Tanggal 9 Maret, sudah semenjak jam 5 sore aku menunggu dengan tak sabar di rumah Karawang. Akhirnya, menjelang jam 8 malam, mobil Matsuda-san masuk. Aku langsung berdiri di pintu, menanti.... Matsuda-san keluar dari sedannya. Pintu mobil di sisi yang berlawanan membuka. Seseorang turun....
Papa...!!!
Aku langsung turun dari teras, menghambur ke pelukan Papa. Kutumpahkan seluruh rindu dan cemasku dalam banjir air mata di dada Papa yang menjadi lebih tipis dari sebelumnya akibat berat badannya yang tampak jelas menurun drastis....

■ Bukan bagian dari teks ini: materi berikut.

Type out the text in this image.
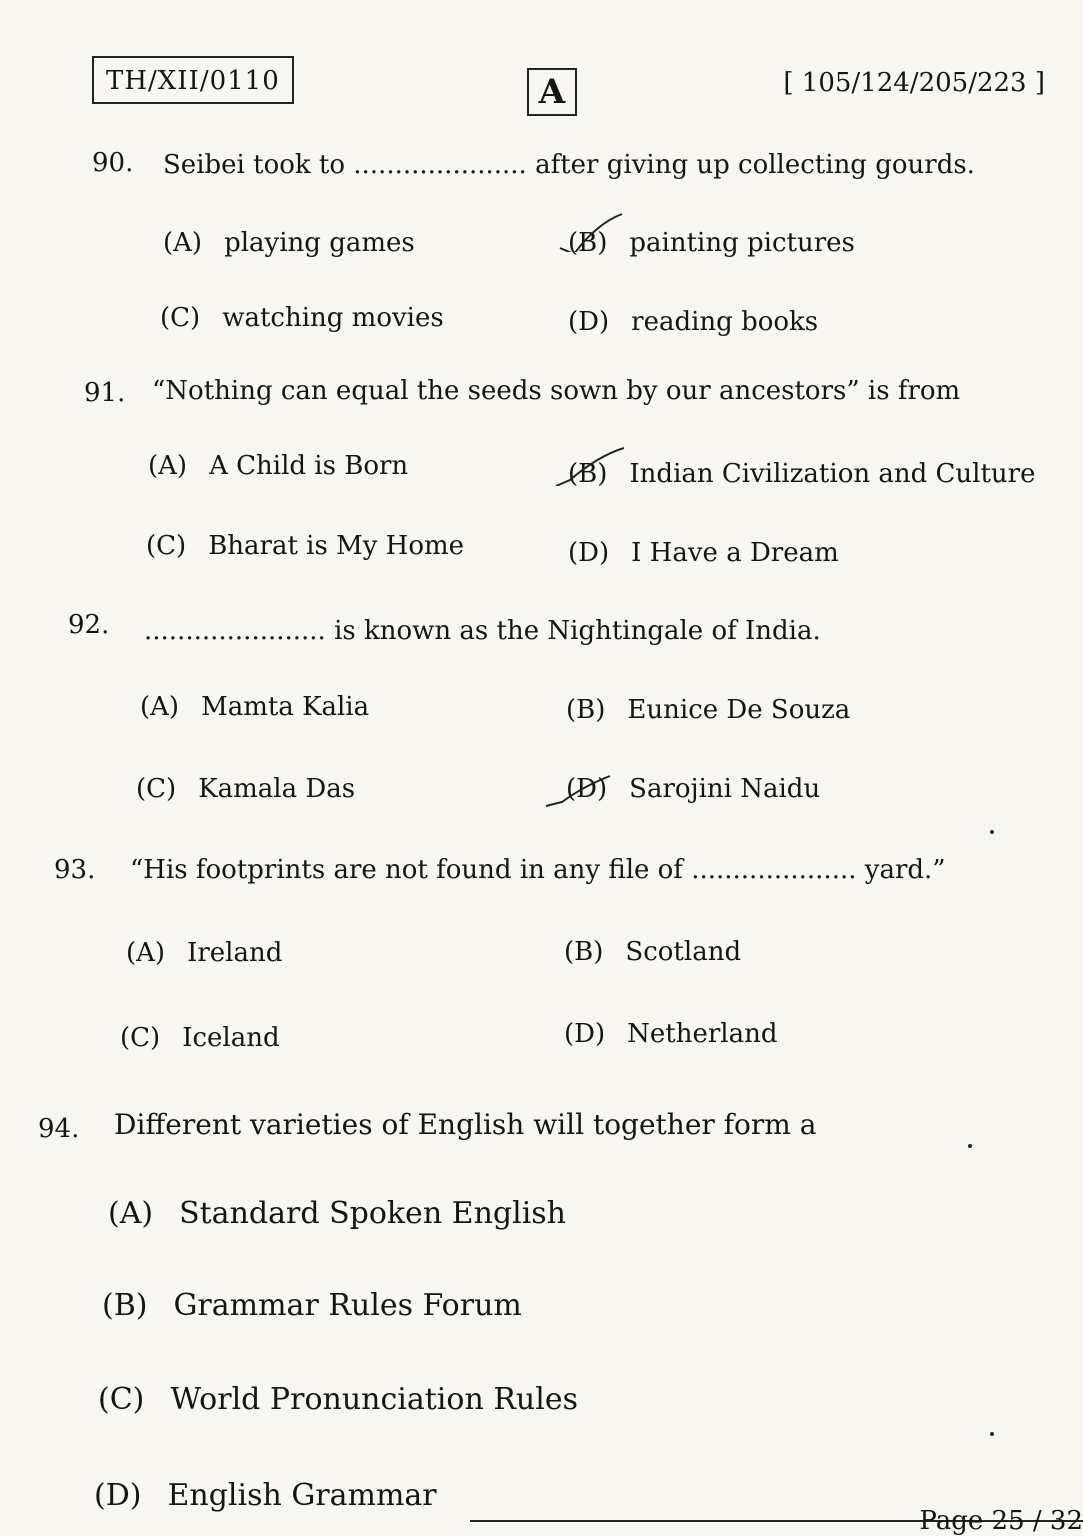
TH/XII/0110	A	[ 105/124/205/223 ]
90. Seibei took to ..................... after giving up collecting gourds.
(A) playing games	(B) painting pictures
(C) watching movies	(D) reading books
91. “Nothing can equal the seeds sown by our ancestors” is from
(A) A Child is Born	(B) Indian Civilization and Culture
(C) Bharat is My Home	(D) I Have a Dream
92. ...................... is known as the Nightingale of India.
(A) Mamta Kalia	(B) Eunice De Souza
(C) Kamala Das	(D) Sarojini Naidu
93. “His footprints are not found in any file of .................... yard.”
(A) Ireland	(B) Scotland
(C) Iceland	(D) Netherland
94. Different varieties of English will together form a
(A) Standard Spoken English
(B) Grammar Rules Forum
(C) World Pronunciation Rules
(D) English Grammar
Page 25 / 32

Aku puas...!! Rencana Matsuda-san berjalan mulus. Dia memang sudah profesional sekali dalam bidangnya. Dan aku puas juga karena berhasil melakukan tugasku, sehingga sekarang Papa bebas.
Setelah beberapa jenak, barulah aku lega. Tapi aku tertegun.... Mana Mama dan Koko-koko??...
Matsuda-san langsung menjelaskan, Mama dan kedua kokoku sudah diamankan di suatu tempat, masih di dekat-dekat Karawang juga. Dan dia segera menambahkan, Papa pun harus buru-buru ia bawa ke suatu tempat persembunyian, langsung saat itu juga, tidak boleh menunggu, sebab keadaannya sedang genting.
Kupeluk erat lagi Papa. Kucium kedua pipinya. Papa mencium keningku lalu mengingatkanku untuk hati-hati.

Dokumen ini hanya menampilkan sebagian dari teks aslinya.